Macha iba con mucha frecuencia al molino; escuchaba a Stepan con visible placer: el molinero odiaba a los campesinos y ella compartía ese odio. Lo que decía Stepan justificaba el desprecio que los campesinos le inspiraban.

Cuando volvía a casa y se enteraba de que las cabras de los campesinos se habían comido las coles de nuestro jardín o de que nos habían robado algo, se encogía de hombros y decía encolerizada:

-Es natural. De gente así no se puede esperar otra cosa.

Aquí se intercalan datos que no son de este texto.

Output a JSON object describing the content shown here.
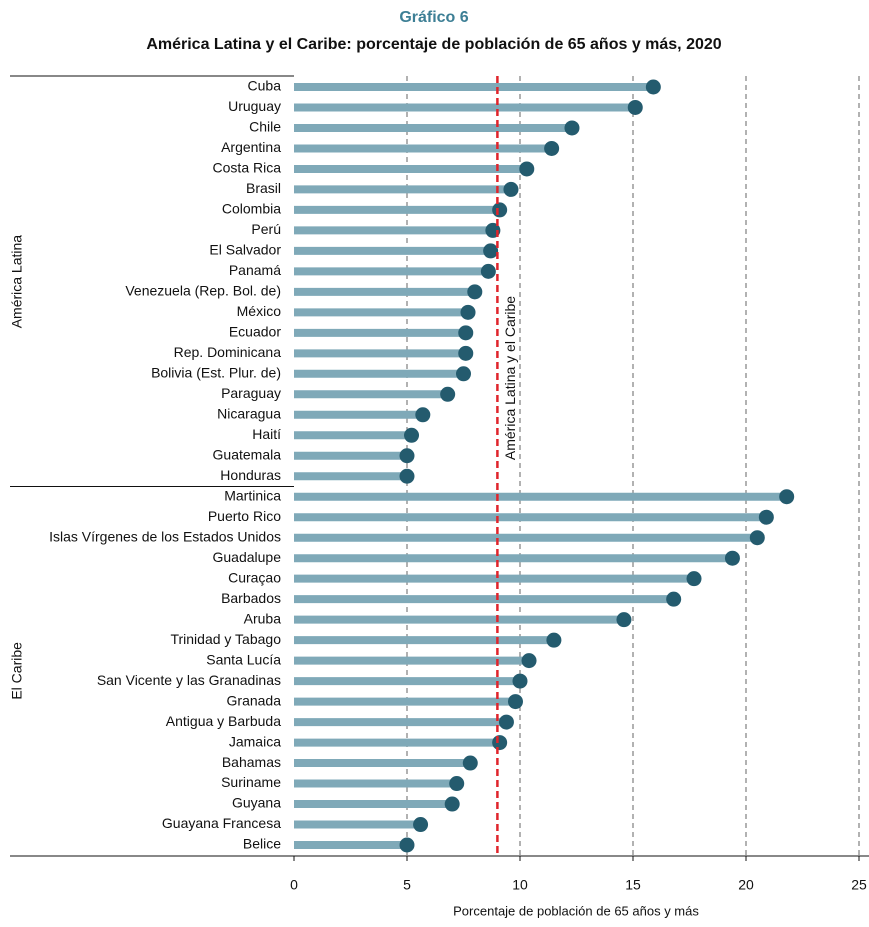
{
  "chart_data": {
    "type": "lollipop",
    "title": "Gráfico 6",
    "subtitle": "América Latina y el Caribe: porcentaje de población de 65 años y más, 2020",
    "x_label": "Porcentaje de población de 65 años y más",
    "xlim": [
      0,
      25
    ],
    "xticks": [
      0,
      5,
      10,
      15,
      20,
      25
    ],
    "grid": true,
    "color": "#7fa9b8",
    "marker_color": "#245b6e",
    "reference": {
      "label": "América Latina y el Caribe",
      "value": 9.0,
      "color": "#e0242b"
    },
    "groups": [
      {
        "label": "América Latina",
        "categories": [
          "Cuba",
          "Uruguay",
          "Chile",
          "Argentina",
          "Costa Rica",
          "Brasil",
          "Colombia",
          "Perú",
          "El Salvador",
          "Panamá",
          "Venezuela (Rep. Bol. de)",
          "México",
          "Ecuador",
          "Rep. Dominicana",
          "Bolivia (Est. Plur. de)",
          "Paraguay",
          "Nicaragua",
          "Haití",
          "Guatemala",
          "Honduras"
        ],
        "values": [
          15.9,
          15.1,
          12.3,
          11.4,
          10.3,
          9.6,
          9.1,
          8.8,
          8.7,
          8.6,
          8.0,
          7.7,
          7.6,
          7.6,
          7.5,
          6.8,
          5.7,
          5.2,
          5.0,
          5.0
        ]
      },
      {
        "label": "El Caribe",
        "categories": [
          "Martinica",
          "Puerto Rico",
          "Islas Vírgenes de los Estados Unidos",
          "Guadalupe",
          "Curaçao",
          "Barbados",
          "Aruba",
          "Trinidad y Tabago",
          "Santa Lucía",
          "San Vicente y las Granadinas",
          "Granada",
          "Antigua y Barbuda",
          "Jamaica",
          "Bahamas",
          "Suriname",
          "Guyana",
          "Guayana Francesa",
          "Belice"
        ],
        "values": [
          21.8,
          20.9,
          20.5,
          19.4,
          17.7,
          16.8,
          14.6,
          11.5,
          10.4,
          10.0,
          9.8,
          9.4,
          9.1,
          7.8,
          7.2,
          7.0,
          5.6,
          5.0
        ]
      }
    ]
  }
}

Cada día se indignaba más contra los campesinos, los odiaba con toda su alma. Yo, por el contrario, me iba acostumbrando poco a poco a sus imperfecciones. Había algo en ellos que me atraía. La mayor parte eran hombres nerviosos, irritables, ignorantes, de imaginación estrecha, de horizontes muy limitados. Todos sus pensamientos giraban en torno de la tierra negra, del pan negro y de su vida gris. Con toda su astucia y con toda su mala fe no sabían hacer el más sencillo cálculo aritmético. Se negaban a trabajar por veinte rublos, por juzgar el precio demasiado exiguo, y consentían en trabajar por medio cántaro de «vodka» aunque con los veinte rublos podían comprarse cuatro cántaros.

Macha, Stepan y los demás tenían, naturalmente, razón: los campesinos vivían como cerdos, se emborrachaban, eran a menudo estúpidos, engañaban al prójimo..., y, sin embargo, yo advertía que en la vida campestre había una base sólida, real, una base de que carecía la vida ciudadana. Viendo al campesino trabajar la tierra olvidaba uno su estupidez, sus borracheras, y descubría en él una gravedad, una importancia que no existía en Macha ni en el doctor Blagovo; aquel campesino sucio, bestia y borracho aspiraba a la justicia, tenía la convicción profunda de que sin justicia la vida es imposible.

Solía hablarle a Macha de esto. Le decía que sólo veía las manchas del cristal y no veía el cristal.

Ella evitaba toda discusión conmigo, y por única respuesta se ponía a tararear quedamente. Como en venganza, hablaba siempre que tenía ocasión con el doctor, temblándole la voz de cólera, de la embriaguez y la maldad de los campesinos. El oírla me hacía sufrir. No podía yo concebir la injusticia de sus acusaciones. Con su fina inteligencia hubiera debido darse cuenta de que la gente bien educada, perteneciente a la buena sociedad, no se distingue tampoco por la santidad de su vida. Su padre, por ejemplo, bebía también mucho, gastaba grandes sumas en vinos, y ella no se lo reprochaba. Además, el dinero con que Dolchikov había adquirido Dubechnia provenía de una fuente harto sospechosa, había sido ganado sabe Dios cómo.